Блюда на столе были роскошными: запечённая утка с яблоками, различные мясные закуски, рулетики, два вида овощных салатов и много фруктов. Тарелки были из серебра с почернением в самих сгибах. Передо мной стояла одна плоская тарелка, на которой была ещё одна: более глубокая. Ложка и вилка лежала справа на ажурной белой салфетки, а слева был нож. Бокалы были также выполнены под старину, всё в едином стиле напоминающий «Готику».
– А где… – не успеваю задать вопрос, как в столовую врывается Кай.
На нём обычная черная рубашка, растянутая на несколько пуговиц, на шее по-прежнему висит кулон в форме ромбовидного камня. Рукава рубашки закатаны до локтя. Ровная походка, широкие плечи… Прямая осанка. Рубашка заправлена в тесные джинсы, на поясе которых изящный ремень. Кай размашистым шагом доходит до своего места и садиться на стул.
– А где Лина? – спрашивает он у экономки, словно меня тут не существует.
– Господа Розалина скоро будет, – по-доброму отзывается Мария и отходит ближе к двери.
Кай берет кувшин со стола и вливает алую жидкость в бокал. Мне кажется, что это вино. Виноградно-кислый аромат ударяется в нос. Следом, засранец переводит на меня взгляд и говорит:
– А, и ты здесь.
Ну а как же, я же такая незаметная, чтобы меня было невозможно увидеть. Ничего не отвечаю Каю, просто складываются руки на груди.
Кай демонстративно берет бокал, буравит меня глазами и делаю глоток. Его взгляд обжигает. Дурманит. Заставляет волноваться. Не знаю, почему, но это мне не нравится. Кай облизывает губы, и задаёт мне вопрос:
– Ты слишком молчалива, мне это не нравится.
– А ты слишком говорливый, – сощурив глаза, цежу ему в ответ.
– Разве это плохо? – заигрываючи отвечает Кай и отбрасывается на спинку стула, оставив одну руку на столе. Под натиском его взгляда мне становится не по себе. Но всё же, я стараюсь хоть как-то проявить смелость в сторону наглеца. Пускай не знает, что мне неуютно, некомфортно и немного страшно. Крепче будет спать.
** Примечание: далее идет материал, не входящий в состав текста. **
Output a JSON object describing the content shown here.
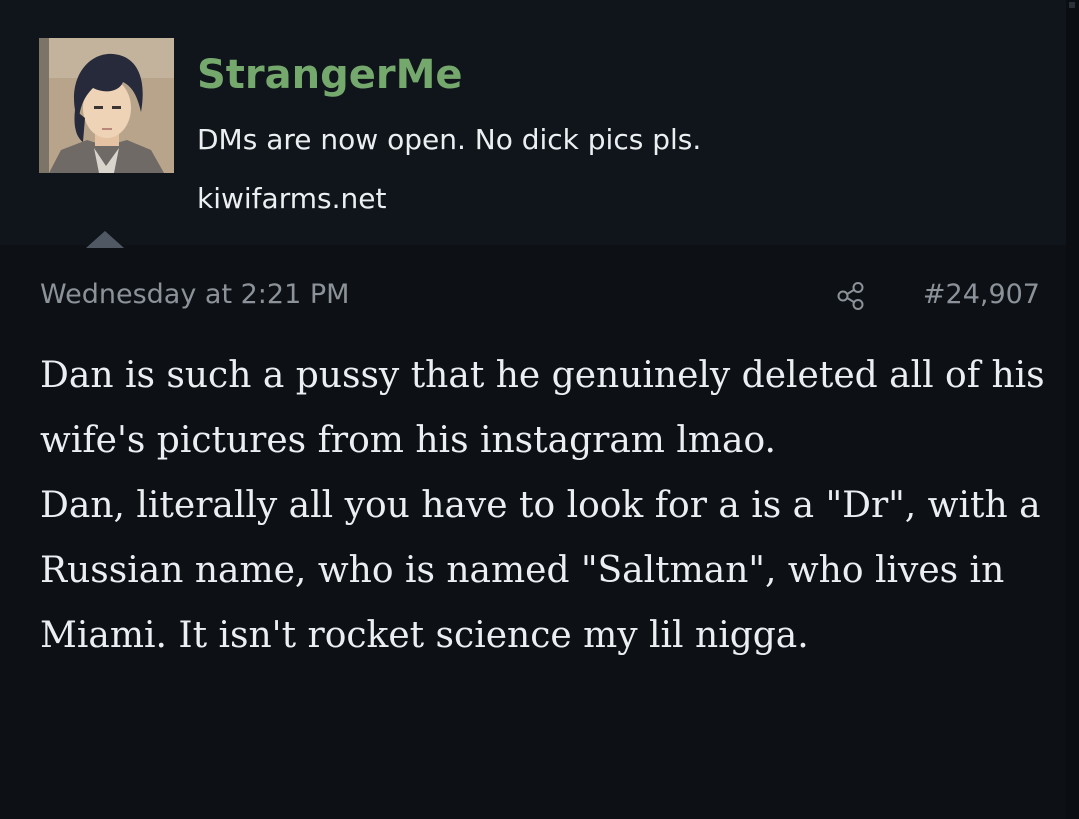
{
  "post": {
    "author": {
      "username": "StrangerMe",
      "title": "DMs are now open. No dick pics pls.",
      "site": "kiwifarms.net",
      "avatar_icon": "avatar-anime-character"
    },
    "timestamp": "Wednesday at 2:21 PM",
    "share_icon": "share-icon",
    "post_number": "#24,907",
    "body": [
      "Dan is such a pussy that he genuinely deleted all of his wife's pictures from his instagram lmao.",
      "Dan, literally all you have to look for a is a \"Dr\", with a Russian name, who is named \"Saltman\", who lives in Miami. It isn't rocket science my lil nigga."
    ]
  },
  "colors": {
    "background": "#0d1116",
    "user_block": "#10151b",
    "username": "#75a86d",
    "text": "#eceff2",
    "muted": "#8c9299"
  }
}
Кай продолжает буравить меня своими карими глазами, будто бы оглядывает каждый сантиметр моего тела. Это очень неприятное оценивающе чувство, знаете ли. Набрав побольше воздуха в легкие, я добавляю:
– Глаза сломаешь скоро.
Язвительность в порыве страха – это мой конёк. И моя погибель, судя по тому, как Кай переменился в выражение лица. Губы поджаты в тонкую ниточку, брови нахмуренные. Кай хочет что-то мне ответить, но в зал входит Розалина:
– А, вы уже всё у стола? Какая прелесть!
Мы с Каем переглядываемся. Чему Розалина так рада?
Слежу за Розалиной. Грациозной походкой она подходит к своему месту, вальяжно отодвигает стул и усаживается на него. Ножки стула скребут по гранитному полу так громко, что кажется, эхо заполоняет всё пространство противным звуком.
– Ну что ж, – говорит Розалина, кладя белоснежную салфетку себе на колени. – Раз все в сборе и в хорошем здравии…
– Говори за себя, – фырчит Кай, отпивая вино из бокала.
Но Розалина игнорирует его слова.
– То думаю, что нужно начать с минуты молчания, в память отца Тины.
Кай стреляет в меня любопытным взглядом. Его проникновенные кофейные глаза обжигают льдом: кожа мгновенно покрывается мурашками, а в горле застревает ком страха. Розалина поднимает свой бокал с вином, дав понять, что условная минута молчания прошла.